Сорвавшиеся было с места парни в очках останавливаются. Правильно, а чего ноги бить, если добыча сама идет навстречу? Но не на того вы напали, ребята. Ох, не на того…
Когда между нами остается не более трех метров, один из парней с вызовом спрашивает:
— Крутой, да?
Но я не смотрю на него. Из машины выбирается грузный мужчина в бордовом длиннополом пальто и шляпе. Круглое мясистое лицо его украшают подбритые усики.
Он сильно изменился, но я все равно узнаю этого человека.
Моя ладонь соскальзывает с рукояти кинжала. Я салютую ему, як это делали валлийские стрелки — указательный и средний палец прижаты, безымянный отставлен в сторону, остальные загнуты. Этому салюту нас еще подростками научил Маратыч. Он рассказывал, что трехпальцевый захват тетивы лука давал валлийцам возможность дальше посылать стрелы. Для нас такой салют был отличительным знаком, фирменным приветствием.

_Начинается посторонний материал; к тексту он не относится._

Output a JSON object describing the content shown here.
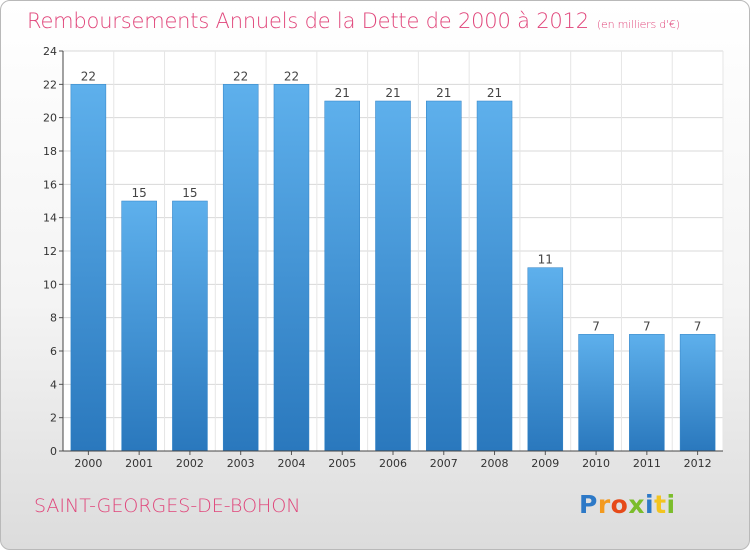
{
  "chart_data": {
    "type": "bar",
    "title": "Remboursements Annuels de la Dette de 2000 à 2012",
    "unit_note": "(en milliers d'€)",
    "categories": [
      "2000",
      "2001",
      "2002",
      "2003",
      "2004",
      "2005",
      "2006",
      "2007",
      "2008",
      "2009",
      "2010",
      "2011",
      "2012"
    ],
    "values": [
      22,
      15,
      15,
      22,
      22,
      21,
      21,
      21,
      21,
      11,
      7,
      7,
      7
    ],
    "ylim": [
      0,
      24
    ],
    "yticks": [
      0,
      2,
      4,
      6,
      8,
      10,
      12,
      14,
      16,
      18,
      20,
      22,
      24
    ],
    "grid": true,
    "bar_color": "#3a8fd4",
    "xlabel": "",
    "ylabel": ""
  },
  "footer": {
    "town": "SAINT-GEORGES-DE-BOHON",
    "logo_letters": [
      "P",
      "r",
      "o",
      "x",
      "i",
      "t",
      "i"
    ],
    "logo_colors": [
      "#2d79c7",
      "#f39a1f",
      "#e64a19",
      "#7bbd2b",
      "#2d79c7",
      "#f3c41f",
      "#7bbd2b"
    ]
  },
  "colors": {
    "accent": "#e0457a"
  }
}
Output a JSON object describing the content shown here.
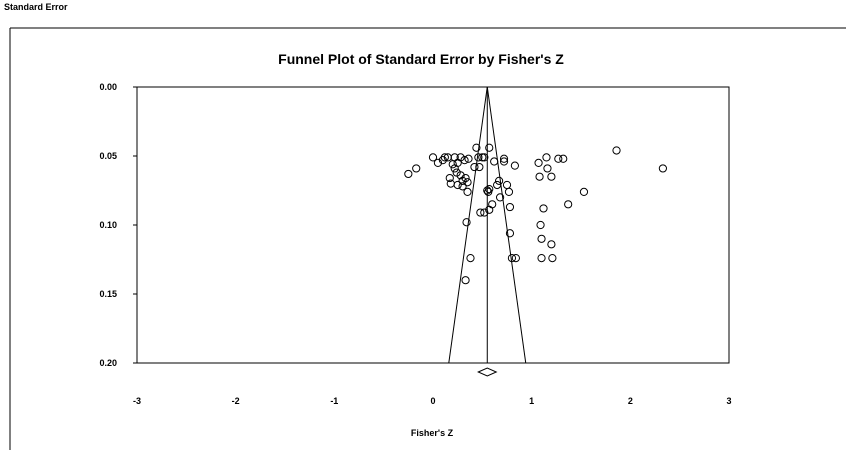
{
  "window_caption": "Standard Error",
  "chart_data": {
    "type": "scatter",
    "title": "Funnel Plot of Standard Error by Fisher's Z",
    "xlabel": "Fisher's Z",
    "ylabel": "",
    "xlim": [
      -3,
      3
    ],
    "ylim": [
      0.0,
      0.2
    ],
    "y_inverted": true,
    "x_ticks": [
      "-3",
      "-2",
      "-1",
      "0",
      "1",
      "2",
      "3"
    ],
    "y_ticks": [
      "0.00",
      "0.05",
      "0.10",
      "0.15",
      "0.20"
    ],
    "grid": false,
    "legend": "none",
    "marker": "open-circle",
    "funnel": {
      "center": 0.55,
      "apex_se": 0.0,
      "bottom_se": 0.2,
      "bottom_left_x": 0.16,
      "bottom_right_x": 0.94
    },
    "summary_diamond": {
      "x": 0.55,
      "se": 0.2
    },
    "points": [
      [
        -0.25,
        0.063
      ],
      [
        -0.17,
        0.059
      ],
      [
        0.0,
        0.051
      ],
      [
        0.05,
        0.055
      ],
      [
        0.1,
        0.053
      ],
      [
        0.12,
        0.051
      ],
      [
        0.15,
        0.051
      ],
      [
        0.17,
        0.066
      ],
      [
        0.18,
        0.07
      ],
      [
        0.2,
        0.056
      ],
      [
        0.22,
        0.051
      ],
      [
        0.22,
        0.059
      ],
      [
        0.24,
        0.062
      ],
      [
        0.25,
        0.055
      ],
      [
        0.25,
        0.071
      ],
      [
        0.28,
        0.051
      ],
      [
        0.28,
        0.064
      ],
      [
        0.3,
        0.068
      ],
      [
        0.3,
        0.072
      ],
      [
        0.32,
        0.053
      ],
      [
        0.33,
        0.066
      ],
      [
        0.34,
        0.098
      ],
      [
        0.35,
        0.076
      ],
      [
        0.35,
        0.069
      ],
      [
        0.36,
        0.052
      ],
      [
        0.38,
        0.124
      ],
      [
        0.33,
        0.14
      ],
      [
        0.42,
        0.058
      ],
      [
        0.44,
        0.044
      ],
      [
        0.46,
        0.051
      ],
      [
        0.47,
        0.058
      ],
      [
        0.5,
        0.051
      ],
      [
        0.52,
        0.051
      ],
      [
        0.52,
        0.091
      ],
      [
        0.55,
        0.075
      ],
      [
        0.56,
        0.076
      ],
      [
        0.57,
        0.074
      ],
      [
        0.57,
        0.089
      ],
      [
        0.57,
        0.044
      ],
      [
        0.6,
        0.085
      ],
      [
        0.62,
        0.054
      ],
      [
        0.65,
        0.071
      ],
      [
        0.67,
        0.068
      ],
      [
        0.68,
        0.08
      ],
      [
        0.72,
        0.052
      ],
      [
        0.72,
        0.054
      ],
      [
        0.75,
        0.071
      ],
      [
        0.77,
        0.076
      ],
      [
        0.78,
        0.087
      ],
      [
        0.78,
        0.106
      ],
      [
        0.8,
        0.124
      ],
      [
        0.83,
        0.057
      ],
      [
        0.84,
        0.124
      ],
      [
        0.48,
        0.091
      ],
      [
        1.07,
        0.055
      ],
      [
        1.08,
        0.065
      ],
      [
        1.09,
        0.1
      ],
      [
        1.1,
        0.124
      ],
      [
        1.1,
        0.11
      ],
      [
        1.12,
        0.088
      ],
      [
        1.15,
        0.051
      ],
      [
        1.16,
        0.059
      ],
      [
        1.2,
        0.065
      ],
      [
        1.2,
        0.114
      ],
      [
        1.21,
        0.124
      ],
      [
        1.27,
        0.052
      ],
      [
        1.32,
        0.052
      ],
      [
        1.37,
        0.085
      ],
      [
        1.53,
        0.076
      ],
      [
        1.86,
        0.046
      ],
      [
        2.33,
        0.059
      ]
    ]
  }
}
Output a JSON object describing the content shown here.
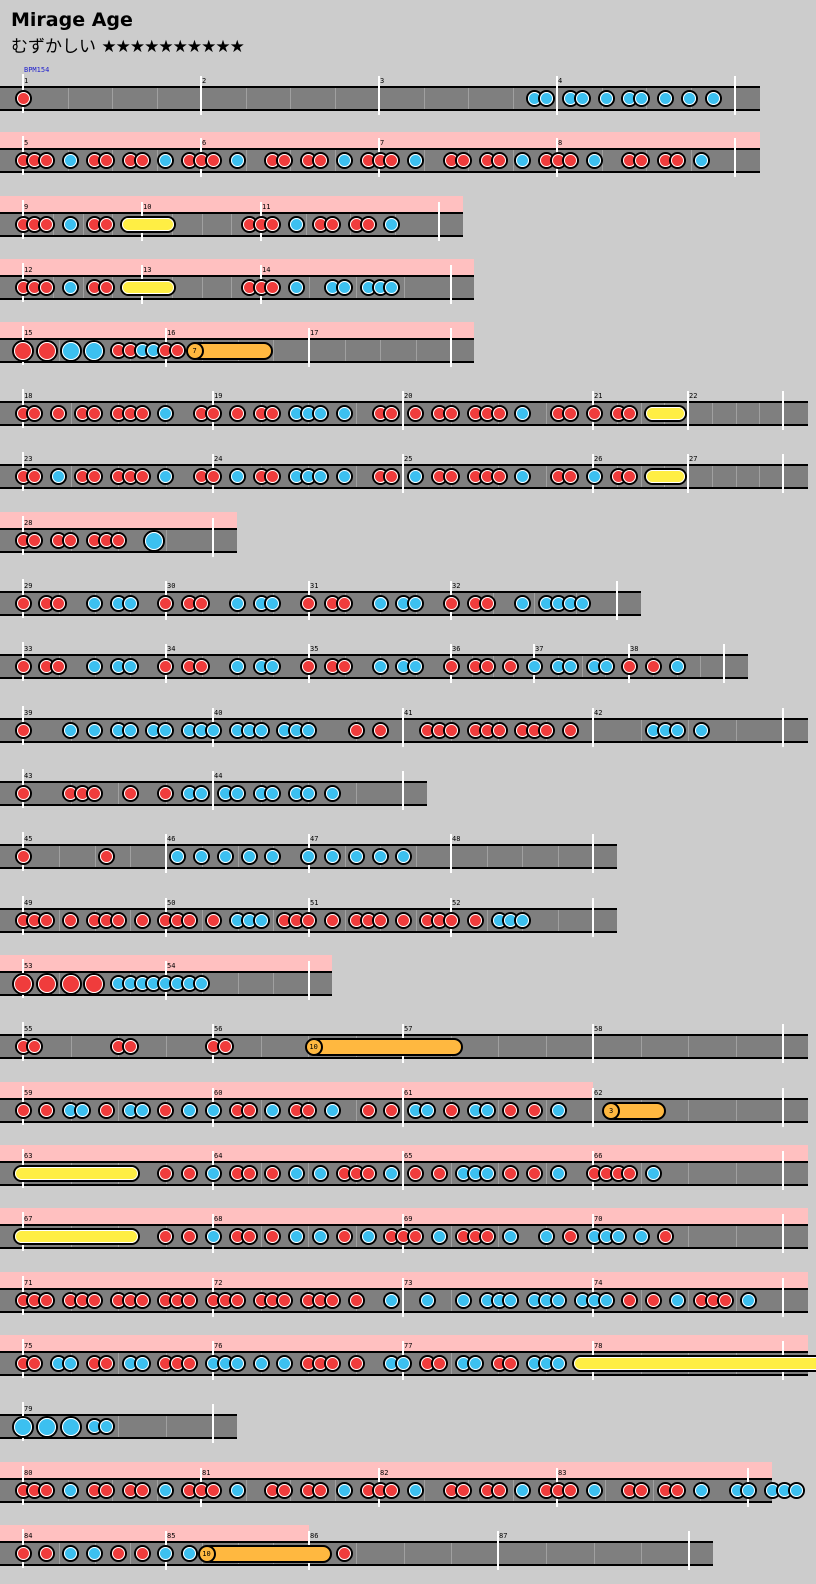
{
  "song": {
    "title": "Mirage Age",
    "difficulty_label": "むずかしい",
    "stars": "★★★★★★★★★★"
  },
  "bpm_label": "BPM154",
  "colors": {
    "don": "#f03c3c",
    "ka": "#3cc0f0",
    "roll": "#ffee44",
    "balloon": "#ffb840",
    "gogo_band": "#ffc0c0",
    "lane": "#7f7f7f"
  },
  "rows": [
    {
      "gogo": false,
      "measures": [
        "1",
        "2",
        "3",
        "4"
      ],
      "notes": "D..........................................KK.KK.K.KK.K.K.K..."
    },
    {
      "gogo": true,
      "measures": [
        "5",
        "6",
        "7",
        "8"
      ],
      "notes": "DDD.K.DD.DD.K.DDD.K..DD.DD.K.DDD.K..DD.DD.K.DDD.K..DD.DD.K."
    },
    {
      "gogo": true,
      "measures": [
        "9",
        "10",
        "11"
      ],
      "notes": "DDD.K.DD.RRRR......DDD.K.DD.DD.K..."
    },
    {
      "gogo": true,
      "measures": [
        "12",
        "13",
        "14"
      ],
      "notes": "DDD.K.DD.RRRR......DDD.K..KK.KKK..."
    },
    {
      "gogo": true,
      "measures": [
        "15",
        "16",
        "17"
      ],
      "balloon_hits": "7",
      "notes": "D.D.K.K.DDKKDDB........."
    },
    {
      "gogo": false,
      "measures": [
        "18",
        "19",
        "20",
        "21",
        "22"
      ],
      "notes": "DD.D.DD.DDD.K..DD.D.DD.KKK.K..DD.D.DD.DDD.K..DD.D.DD.RRR..."
    },
    {
      "gogo": false,
      "measures": [
        "23",
        "24",
        "25",
        "26",
        "27"
      ],
      "notes": "DD.K.DD.DDD.K..DD.K.DD.KKK.K..DD.K.DD.DDD.K..DD.K.DD.RRR..."
    },
    {
      "gogo": true,
      "measures": [
        "28"
      ],
      "notes": "DD.DD.DDD..K.."
    },
    {
      "gogo": false,
      "measures": [
        "29",
        "30",
        "31",
        "32"
      ],
      "notes": "D.DD..K.KK..D.DD..K.KK..D.DD..K.KK..D.DD..K.KKKK...."
    },
    {
      "gogo": false,
      "measures": [
        "33",
        "34",
        "35",
        "36",
        "37",
        "38"
      ],
      "notes": "D.DD..K.KK..D.DD..K.KK..D.DD..K.KK..D.DD.D.K.KK.KK.D.D.K......"
    },
    {
      "gogo": false,
      "measures": [
        "39",
        "40",
        "41",
        "42"
      ],
      "notes": "D...K.K.KK.KK.KKK.KKK.KKK...D.D...DDD.DDD.DDD.D......KKK.K."
    },
    {
      "gogo": false,
      "measures": [
        "43",
        "44"
      ],
      "notes": "D...DDD..D..D.KK.KK.KK.KK.K...."
    },
    {
      "gogo": false,
      "measures": [
        "45",
        "46",
        "47",
        "48"
      ],
      "notes": "D......D.....K.K.K.K.K..K.K.K.K.K...."
    },
    {
      "gogo": false,
      "measures": [
        "49",
        "50",
        "51",
        "52"
      ],
      "notes": "DDD.D.DDD.D.DDD.D.KKK.DDD.D.DDD.D.DDD.D.KKK...."
    },
    {
      "gogo": true,
      "measures": [
        "53",
        "54"
      ],
      "notes": "D.D.D.D.KKKKKKKK...."
    },
    {
      "gogo": false,
      "measures": [
        "55",
        "56",
        "57",
        "58"
      ],
      "balloon_hits": "10",
      "notes": "DD......DD......DD......B..............."
    },
    {
      "gogo": true,
      "measures": [
        "59",
        "60",
        "61",
        "62"
      ],
      "balloon_hits": "3",
      "notes": "D.D.KK.D.KK.D.K.K.DD.K.DD.K..D.D.KK.D.KK.D.D.K...B......."
    },
    {
      "gogo": true,
      "measures": [
        "63",
        "64",
        "65",
        "66"
      ],
      "notes": "RRRRRRRRRR..D.D.K.DD.D.K.K.DDD.K.D.D.KKK.D.D.K..DDDD.K...."
    },
    {
      "gogo": true,
      "measures": [
        "67",
        "68",
        "69",
        "70"
      ],
      "notes": "RRRRRRRRRR..D.D.K.DD.D.K.K.D.K.DDD.K.DDD.K..K.D.KKK.K.D...."
    },
    {
      "gogo": true,
      "measures": [
        "71",
        "72",
        "73",
        "74"
      ],
      "notes": "DDD.DDD.DDD.DDD.DDD.DDD.DDD.D..K..K..K.KKK.KKK.KKK.D.D.K.DDD.K..."
    },
    {
      "gogo": true,
      "measures": [
        "75",
        "76",
        "77",
        "78"
      ],
      "notes": "DD.KK.DD.KK.DDD.KKK.K.K.DDD.D..KK.DD.KK.DD.KKK.RRRRRRRRRRRRRRRRRRRRRR...."
    },
    {
      "gogo": false,
      "measures": [
        "79"
      ],
      "notes": "K.K.K.KK...."
    },
    {
      "gogo": true,
      "measures": [
        "80",
        "81",
        "82",
        "83"
      ],
      "notes": "DDD.K.DD.DD.K.DDD.K..DD.DD.K.DDD.K..DD.DD.K.DDD.K..DD.DD.K..KK.KKK.."
    },
    {
      "gogo": true,
      "measures": [
        "84",
        "85",
        "86",
        "87"
      ],
      "balloon_hits": "10",
      "notes": "D.D.K.K.D.D.K.KB...........D..........."
    }
  ]
}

Рука человека в шляпе медленно поднимается вверх. Он повторяет мой жест.
— Здорово, Витёк! — кричу я.
Он близоруко щурит глаза.
— Артамон? Ты?!
ГЛАВА ЧЕТЫРНАДЦАТАЯ
Витёк
— Прикинь, я ж мог там и не поехать, — Витёк энергично размахивает руками, гнет из пальцев какие-то фигуры, словно я глухонемой и он подкрепляет свои слова знаками дактильной азбуки. — Или не остановиться. Реально! А так смотрю — стол мой повален. Чё за лажа? Решил, как раньше, разобраться самостоятельно, вспомнить молодость. Вылезаю, а там, прикинь — ты! Живой!
И Витёк заливается счастливым смехом, колотя пухлой ладонью по кожаной подушке сиденья.
Историю нашей удивительной встречи я слышу от него уже в третий раз. Причем он рассказывает ее так, словно меня там и не было. Вспоминаю сказанное Витьком лотерейщикам сразу после того, как ему объяснили, что происходит: «А че? Я вам, архарам, скока втирал — стариков по боку. У них там сердце-шмерце, сосуды-мосуды. Загнутся — кто отвечать будет? Лишних геморов никому не надо. И правильно Артамон за бабулю вписался. Настоящий пацан, уважаю! Все, базар окончен. Работайте. Братан, айда со мной, прыгай в тачку!».